Day 5 - Full chain (authorized)
In teams (operator + recorder), students perform the complete authorized chain on Metasploitable2:
- Confirm target authorized (RoE).
- Recon + scan (recap from Units 4–5).
- Identify a known vulnerable service.
- Exploit to PoC shell.
- Capture proof (whoami, hostname, screenshot).
- Exit.
- Snapshot and step away.
Day 6 - Write-up
Template:
# Authorized Exploitation Findings - Lab Target 192.168.56.20
## Executive Summary
## Scope + Authorization (RoE attached)
## Methodology
- Recon, scan, exploit, PoC, exit
## Finding 1
- Title
- CVSS v3.1
- Description
- Evidence (with timestamps)
- Reproduction steps
- Impact
- Recommended remediation
- References
## Conclusion + Defensive recommendations
## Appendix: tool output, engagement notes
Common misconceptions
- "If I get a shell, I should explore." - In a real engagement, shell = stop, document, get authorization for next phase.

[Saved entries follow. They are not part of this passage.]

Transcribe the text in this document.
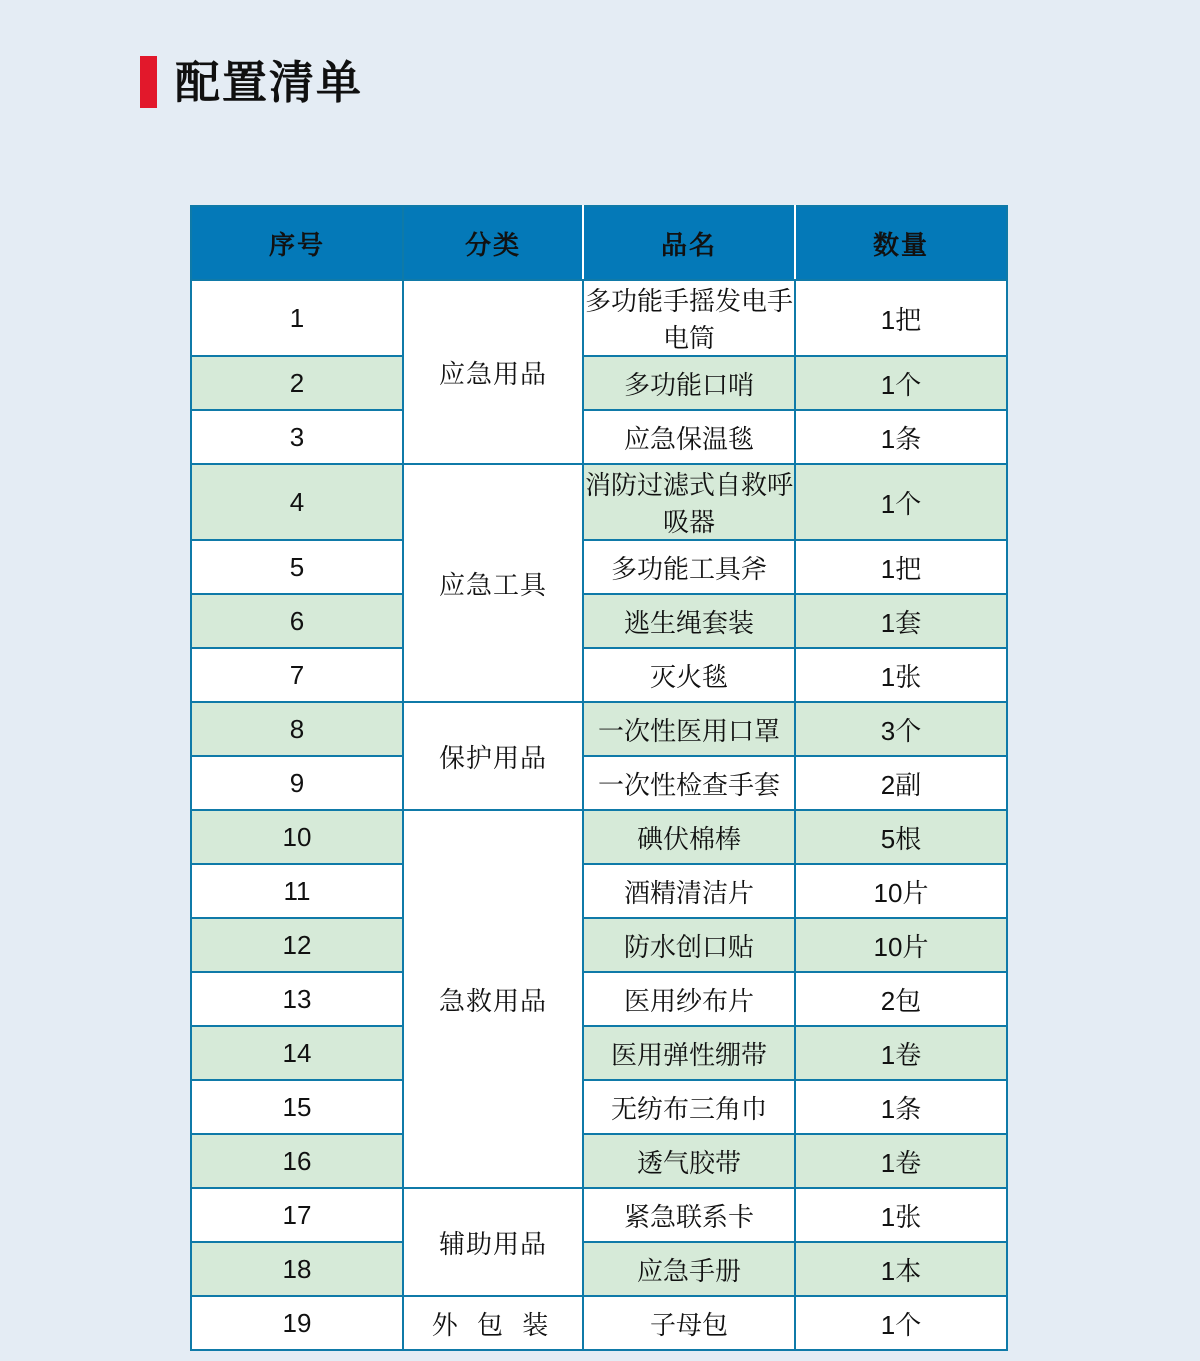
配置清单
序号	分类	品名	数量
1	应急用品	多功能手摇发电手电筒	1把
2		多功能口哨	1个
3		应急保温毯	1条
4	应急工具	消防过滤式自救呼吸器	1个
5		多功能工具斧	1把
6		逃生绳套装	1套
7		灭火毯	1张
8	保护用品	一次性医用口罩	3个
9		一次性检查手套	2副
10	急救用品	碘伏棉棒	5根
11		酒精清洁片	10片
12		防水创口贴	10片
13		医用纱布片	2包
14		医用弹性绷带	1卷
15		无纺布三角巾	1条
16		透气胶带	1卷
17	辅助用品	紧急联系卡	1张
18		应急手册	1本
19	外 包 装	子母包	1个
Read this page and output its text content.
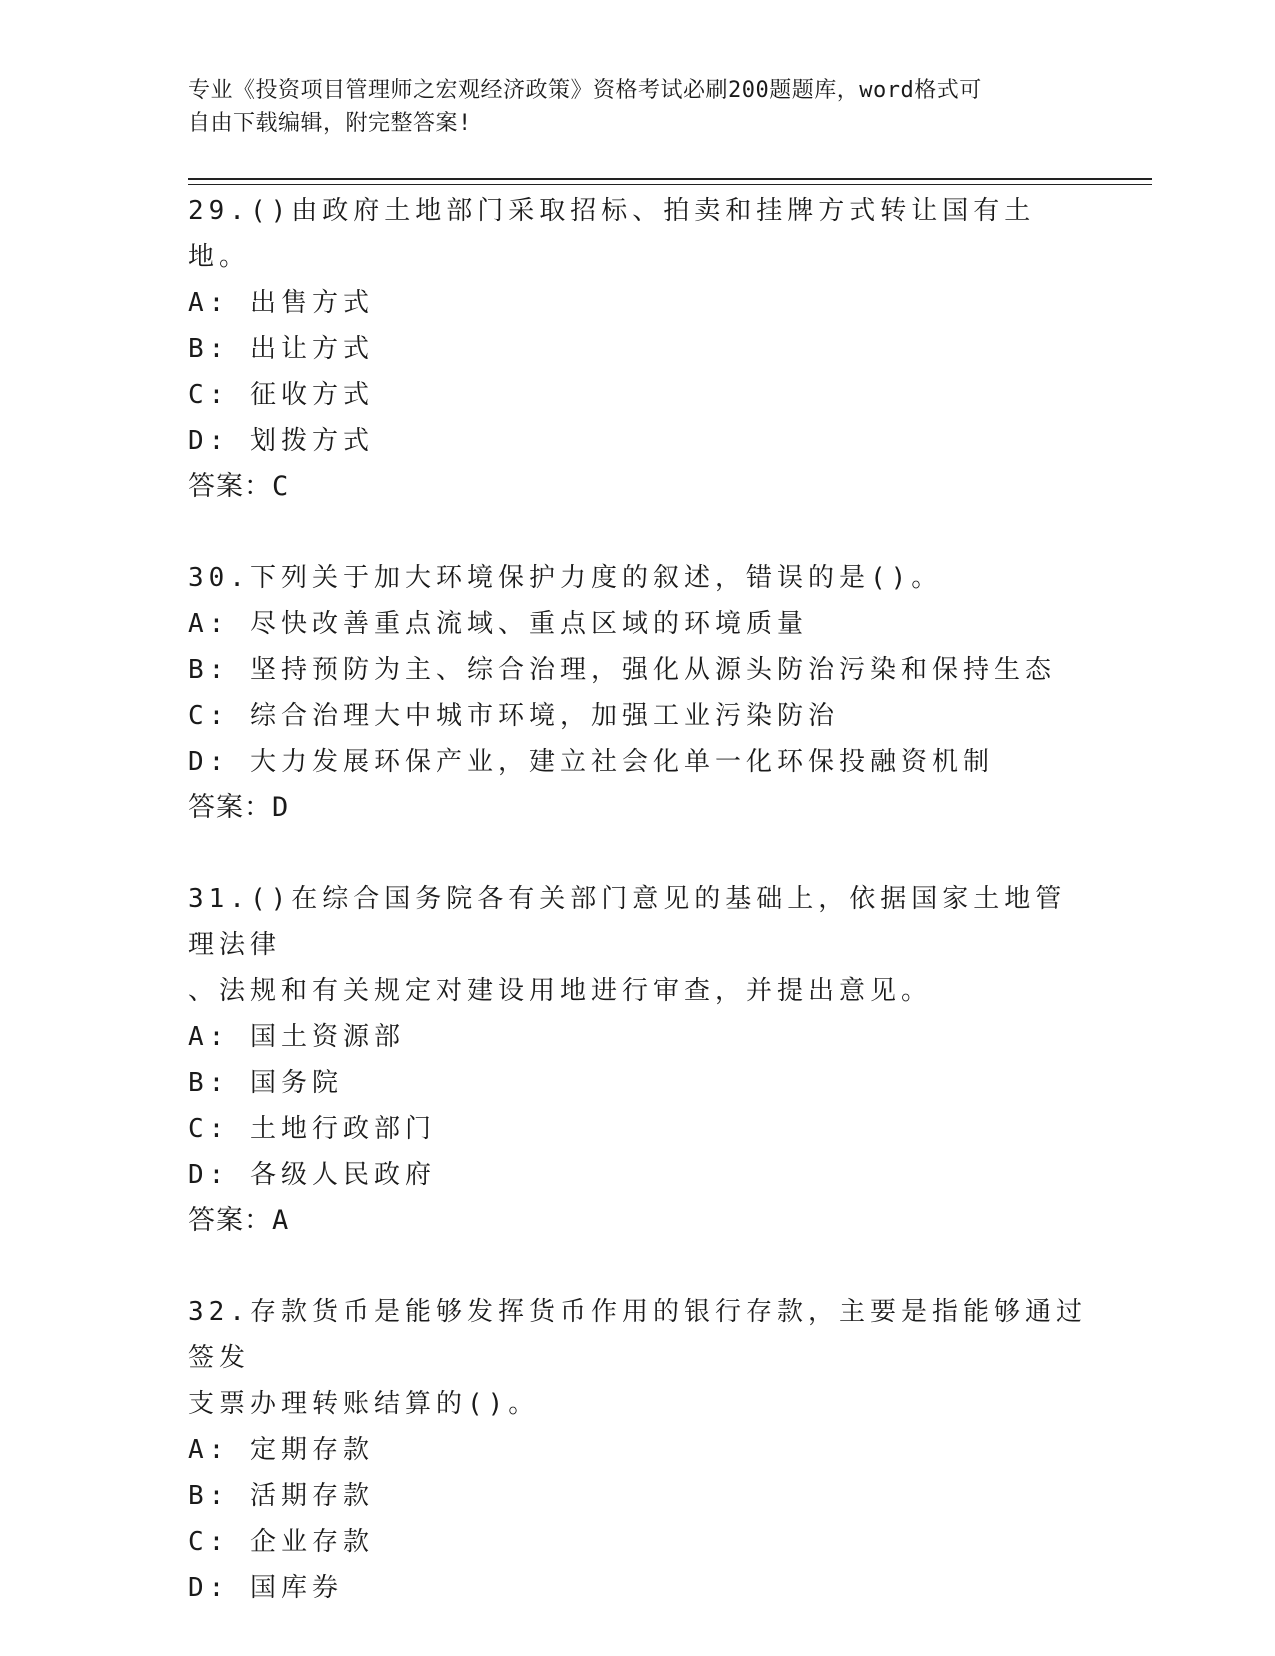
专业《投资项目管理师之宏观经济政策》资格考试必刷200题题库，word格式可
自由下载编辑，附完整答案!
29.()由政府土地部门采取招标、拍卖和挂牌方式转让国有土地。
A: 出售方式
B: 出让方式
C: 征收方式
D: 划拨方式
答案：C
30.下列关于加大环境保护力度的叙述，错误的是()。
A: 尽快改善重点流域、重点区域的环境质量
B: 坚持预防为主、综合治理，强化从源头防治污染和保持生态
C: 综合治理大中城市环境，加强工业污染防治
D: 大力发展环保产业，建立社会化单一化环保投融资机制
答案：D
31.()在综合国务院各有关部门意见的基础上，依据国家土地管理法律
、法规和有关规定对建设用地进行审查，并提出意见。
A: 国土资源部
B: 国务院
C: 土地行政部门
D: 各级人民政府
答案：A
32.存款货币是能够发挥货币作用的银行存款，主要是指能够通过签发
支票办理转账结算的()。
A: 定期存款
B: 活期存款
C: 企业存款
D: 国库券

- "Cracking a friend's password is a prank." - It is a federal crime. Same statute as cracking a Fortune 500's.
- "Metasploit is hacking." - Metasploit is a framework. Hacking is methodology, documentation, ethics, and judgment. The framework is just one tool in the kit.
Assessment
- Day 1 signed acknowledgement on file.
- Day 2 + 5 PoC screenshots.
- Day 3 john output + reflection paragraph.
- Day 6 write-up - rubric scored, weight equivalent to a unit test.
Career connection
Junior pen testers: $70K–$110K. Senior offensive security engineers $130K–$200K. Bug bounty professionals: open-ended. The career exists because authorized exploitation is a service that companies pay for.
Homework
Read OffSec's PWK syllabus excerpt provided. Identify three topics from PEN-200 you'd want to study next.